Muslime in der Schweiz gehören einer Vielzahl von Nationalitäten und Ethnien an – sie verfügen ebenso über eine Vielzahl von Identitäten. Sheikhzadegan bezeichnet sie als weitgehend integriert (worauf wir in der folgenden Diskussionsplattform vertieft eingehen werden). Menschen muslimischen Hintergrunds in der Schweiz seien ausserdem mehrheitlich laizistisch orientiert, das heisst, sie befürworten eine klare Trennung von Staat und Kirche, wobei religiöse Belange vom Staat ausgeklammert sind und primär dem privaten Bereich überlassen bleiben.

Die Auffassungen von – und Zugänge zum Islam gehen hierzulande weit auseinander: Von sehr ländlich bis urban, von wenig privilegiert bis beruflich äusserst erfolgreich, von radikalen Feministinnen bis zu Burka-Trägerinnen, Personen mit muslimischem Hintergrund haben ganz unterschiedliche politische und soziale Positionen.

Führt Stigmatisierung von Islam zu ›Erst-recht-Identität‹?

Noch könne man in der Schweiz nicht grundsätzlich davon ausgehen, dass Islam ein Stigma oder eine Quelle von Diskriminierung sei. Wenn gegenwärtigen, bedenklichen Tendenzen aber nichts entgegengesetzt werde, dann könnte Islam in der Öffentlichkeit tatsächlich zunehmend als aggressiv-missionarisch, integrationshemmend, frauenfeindlich o.ä. dargestellt werden. In der Wissenschaft spricht man bei derartigen Radikalisierungen und deren Folgen mitunter von ›inversion of identity‹ oder eben ›Erst-recht-Identität‹: Die so Diskriminierten oder Stigmatisierten, die Muslime, könnten die Zuschreibungen irgendwann selbst übernehmen, für sich umformulieren und anpassen – bis hin zu effektiv radikal-religiösen Haltungen.

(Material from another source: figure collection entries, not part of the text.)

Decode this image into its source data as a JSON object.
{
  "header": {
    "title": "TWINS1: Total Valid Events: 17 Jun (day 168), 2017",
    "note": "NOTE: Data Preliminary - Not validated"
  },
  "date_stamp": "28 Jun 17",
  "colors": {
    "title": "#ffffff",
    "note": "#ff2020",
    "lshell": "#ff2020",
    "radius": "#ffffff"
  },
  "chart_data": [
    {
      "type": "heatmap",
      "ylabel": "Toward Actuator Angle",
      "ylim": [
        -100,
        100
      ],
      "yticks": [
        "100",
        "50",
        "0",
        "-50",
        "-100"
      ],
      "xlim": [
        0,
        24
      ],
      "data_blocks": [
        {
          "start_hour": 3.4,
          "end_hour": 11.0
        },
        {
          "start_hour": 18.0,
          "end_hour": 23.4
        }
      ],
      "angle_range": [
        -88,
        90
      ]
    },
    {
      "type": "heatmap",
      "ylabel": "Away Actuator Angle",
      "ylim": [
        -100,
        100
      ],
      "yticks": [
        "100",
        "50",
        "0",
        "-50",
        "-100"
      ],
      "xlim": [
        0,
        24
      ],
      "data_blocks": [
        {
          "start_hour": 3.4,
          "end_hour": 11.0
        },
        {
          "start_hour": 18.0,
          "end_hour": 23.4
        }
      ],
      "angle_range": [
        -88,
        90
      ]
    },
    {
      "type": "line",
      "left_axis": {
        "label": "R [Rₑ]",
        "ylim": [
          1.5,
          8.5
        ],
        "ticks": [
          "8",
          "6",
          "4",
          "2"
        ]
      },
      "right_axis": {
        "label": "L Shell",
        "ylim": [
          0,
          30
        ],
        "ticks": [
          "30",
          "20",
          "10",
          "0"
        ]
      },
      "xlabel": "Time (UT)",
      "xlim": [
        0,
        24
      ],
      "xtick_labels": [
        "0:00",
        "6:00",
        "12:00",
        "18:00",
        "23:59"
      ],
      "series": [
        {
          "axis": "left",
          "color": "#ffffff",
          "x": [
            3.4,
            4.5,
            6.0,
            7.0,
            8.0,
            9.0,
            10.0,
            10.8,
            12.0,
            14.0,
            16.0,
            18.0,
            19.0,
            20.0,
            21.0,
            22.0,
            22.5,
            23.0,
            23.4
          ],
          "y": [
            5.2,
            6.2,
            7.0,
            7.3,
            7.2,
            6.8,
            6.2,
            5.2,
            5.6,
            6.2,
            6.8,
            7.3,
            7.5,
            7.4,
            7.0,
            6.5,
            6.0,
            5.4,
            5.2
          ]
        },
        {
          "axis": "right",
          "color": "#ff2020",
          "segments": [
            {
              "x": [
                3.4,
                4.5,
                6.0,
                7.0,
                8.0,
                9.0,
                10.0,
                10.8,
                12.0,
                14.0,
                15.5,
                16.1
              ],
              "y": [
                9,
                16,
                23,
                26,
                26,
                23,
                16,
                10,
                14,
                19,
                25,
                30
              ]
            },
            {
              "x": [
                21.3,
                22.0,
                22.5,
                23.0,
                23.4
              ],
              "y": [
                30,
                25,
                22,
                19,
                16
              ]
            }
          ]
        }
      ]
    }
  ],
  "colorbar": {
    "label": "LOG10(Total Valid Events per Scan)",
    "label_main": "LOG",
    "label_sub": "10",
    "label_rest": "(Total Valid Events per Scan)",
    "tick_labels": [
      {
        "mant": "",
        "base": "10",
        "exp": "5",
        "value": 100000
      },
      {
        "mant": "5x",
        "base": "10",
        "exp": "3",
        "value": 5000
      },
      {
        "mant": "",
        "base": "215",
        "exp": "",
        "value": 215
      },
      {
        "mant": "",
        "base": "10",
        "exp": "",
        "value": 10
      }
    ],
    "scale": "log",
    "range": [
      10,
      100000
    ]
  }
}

Noch ist ein grosser Teil der Schweizer Muslime durch Offenheit und Bereitschaft zur Öffnung hin zu neuen und vielfältigen Identitäten – auch der schweizerischen – gekennzeichnet. ›Wenn sie zuwenig Bereitschaft dazu zeigen, so ist das stärker durch ihre soziale Lage als durch ihren Glauben bedingt‹, meint Sheikhzadegan.

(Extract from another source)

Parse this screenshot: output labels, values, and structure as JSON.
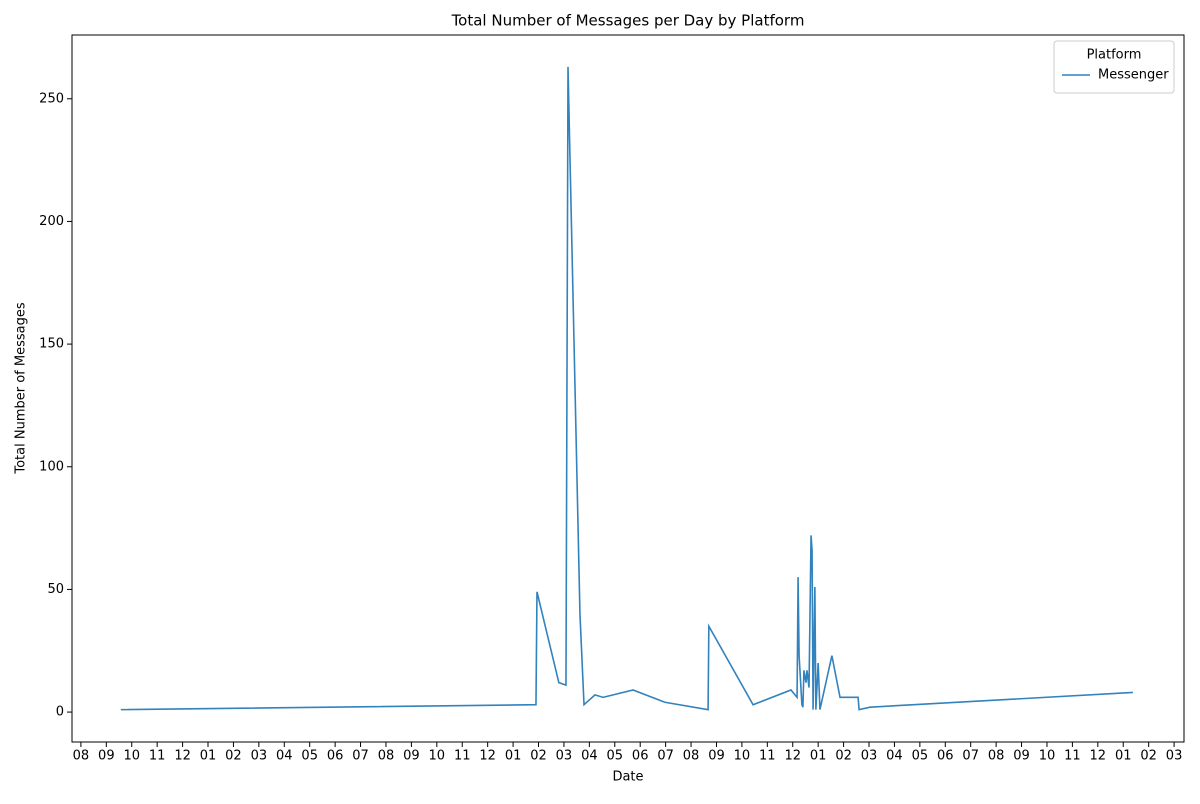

Die rege Diskussion im Anschluss an dieses Inputreferat befasste sich mit der innerislamischen Debatte und Kritikkultur (die in der Schweiz gemäss Sheikhzadegan viel schwächer ausgeprägt ist, als etwa im Iran), mit der Islam-Polemik von Seiten rechtsgerichteter Parteien weltweit, Islam und Atheismus und insbesondere auch mit dem eigentlichen Inhalt der Sharia, der dem grössten Teil der Nicht-Muslime weitgehend unbekannt zu sein scheint. Hier bleibt anzusetzen und weiter Verständigungs- und Öffentlichkeitsarbeit zu leisten, in der Mehrheitsgesellschaft, innerhalb und zwischen den (Religions-) Gruppierungen.

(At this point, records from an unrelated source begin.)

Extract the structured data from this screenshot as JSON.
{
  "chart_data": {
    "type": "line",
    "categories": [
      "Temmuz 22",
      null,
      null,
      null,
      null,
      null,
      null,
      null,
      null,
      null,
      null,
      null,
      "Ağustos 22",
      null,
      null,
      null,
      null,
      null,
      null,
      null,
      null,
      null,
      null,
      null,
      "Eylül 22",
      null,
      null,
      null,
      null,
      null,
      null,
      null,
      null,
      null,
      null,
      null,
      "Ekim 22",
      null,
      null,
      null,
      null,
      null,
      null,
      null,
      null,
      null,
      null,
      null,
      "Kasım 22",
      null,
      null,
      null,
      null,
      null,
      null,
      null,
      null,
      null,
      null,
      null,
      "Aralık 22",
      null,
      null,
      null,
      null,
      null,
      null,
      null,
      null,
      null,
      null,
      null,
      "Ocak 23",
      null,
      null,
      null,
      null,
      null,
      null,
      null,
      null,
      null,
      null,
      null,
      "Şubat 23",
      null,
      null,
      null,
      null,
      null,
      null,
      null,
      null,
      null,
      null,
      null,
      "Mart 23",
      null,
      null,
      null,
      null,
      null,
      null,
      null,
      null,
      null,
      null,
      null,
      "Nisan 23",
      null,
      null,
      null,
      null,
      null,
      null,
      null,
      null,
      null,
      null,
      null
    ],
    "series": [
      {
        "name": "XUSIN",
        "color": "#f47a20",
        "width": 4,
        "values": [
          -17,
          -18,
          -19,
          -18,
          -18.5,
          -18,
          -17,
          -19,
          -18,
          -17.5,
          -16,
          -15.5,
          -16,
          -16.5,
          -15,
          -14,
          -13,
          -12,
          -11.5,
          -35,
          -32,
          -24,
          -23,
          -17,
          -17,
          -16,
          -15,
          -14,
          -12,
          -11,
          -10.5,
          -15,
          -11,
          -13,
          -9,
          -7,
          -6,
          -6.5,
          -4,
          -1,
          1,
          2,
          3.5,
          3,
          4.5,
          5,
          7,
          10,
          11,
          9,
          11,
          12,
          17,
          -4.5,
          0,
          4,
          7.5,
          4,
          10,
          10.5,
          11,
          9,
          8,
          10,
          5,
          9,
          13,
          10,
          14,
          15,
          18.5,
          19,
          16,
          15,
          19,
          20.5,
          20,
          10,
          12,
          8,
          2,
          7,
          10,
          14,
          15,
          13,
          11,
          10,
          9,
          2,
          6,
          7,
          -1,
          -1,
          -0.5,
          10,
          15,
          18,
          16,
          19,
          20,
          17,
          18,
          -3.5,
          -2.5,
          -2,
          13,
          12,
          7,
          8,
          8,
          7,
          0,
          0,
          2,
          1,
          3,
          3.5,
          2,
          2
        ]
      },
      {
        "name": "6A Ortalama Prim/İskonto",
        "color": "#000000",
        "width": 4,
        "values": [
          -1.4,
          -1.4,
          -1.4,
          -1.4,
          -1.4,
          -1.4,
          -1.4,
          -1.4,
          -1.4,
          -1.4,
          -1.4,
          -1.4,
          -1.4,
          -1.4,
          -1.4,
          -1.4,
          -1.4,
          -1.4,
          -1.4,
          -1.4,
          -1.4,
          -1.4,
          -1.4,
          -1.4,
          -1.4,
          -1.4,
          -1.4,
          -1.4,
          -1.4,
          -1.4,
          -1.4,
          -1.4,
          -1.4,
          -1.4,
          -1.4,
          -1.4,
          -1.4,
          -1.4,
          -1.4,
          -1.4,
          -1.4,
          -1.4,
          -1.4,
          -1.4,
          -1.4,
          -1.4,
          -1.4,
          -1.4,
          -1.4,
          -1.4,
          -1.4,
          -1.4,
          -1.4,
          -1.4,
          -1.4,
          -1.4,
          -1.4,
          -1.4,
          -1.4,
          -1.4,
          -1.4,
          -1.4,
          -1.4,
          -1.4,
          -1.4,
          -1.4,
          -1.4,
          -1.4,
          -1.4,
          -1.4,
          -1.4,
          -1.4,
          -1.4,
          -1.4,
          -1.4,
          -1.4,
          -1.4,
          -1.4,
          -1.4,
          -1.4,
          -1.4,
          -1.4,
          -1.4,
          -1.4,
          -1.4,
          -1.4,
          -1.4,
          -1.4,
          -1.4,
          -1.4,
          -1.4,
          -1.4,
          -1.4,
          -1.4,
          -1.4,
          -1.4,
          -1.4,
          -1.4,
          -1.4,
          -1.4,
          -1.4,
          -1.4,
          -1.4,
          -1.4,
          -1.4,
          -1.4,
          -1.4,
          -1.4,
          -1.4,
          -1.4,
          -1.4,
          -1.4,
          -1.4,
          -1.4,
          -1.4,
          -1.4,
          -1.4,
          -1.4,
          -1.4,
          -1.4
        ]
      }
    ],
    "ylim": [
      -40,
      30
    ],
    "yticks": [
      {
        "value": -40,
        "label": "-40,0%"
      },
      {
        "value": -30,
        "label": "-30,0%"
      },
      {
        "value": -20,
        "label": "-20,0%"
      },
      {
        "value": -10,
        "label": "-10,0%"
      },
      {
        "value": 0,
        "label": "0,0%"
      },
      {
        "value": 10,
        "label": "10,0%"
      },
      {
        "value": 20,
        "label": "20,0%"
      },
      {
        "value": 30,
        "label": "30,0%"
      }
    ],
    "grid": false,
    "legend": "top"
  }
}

Ein besonderer Akzent wird auf die Unterscheidung genuin religiöser und rein kultureller Traditionen und Praktiken gelegt: Sheikhzadegan erwähnt dazu als Beispiel die verheerende Genitalbeschneidung bei Frauen, wie sie etwa im Sudan vorgenommen wird: Sie findet keine Grundlage im Koran, wird jedoch von Menschen, die sie praktizieren, meist dennoch darauf zurückgeführt. Solche unbegründeten Vermischungen finden ihre Ursachen mitunter in fehlenden Arabischkenntnissen, Analphabetismus und lokalen, mündlichen Überlieferungen.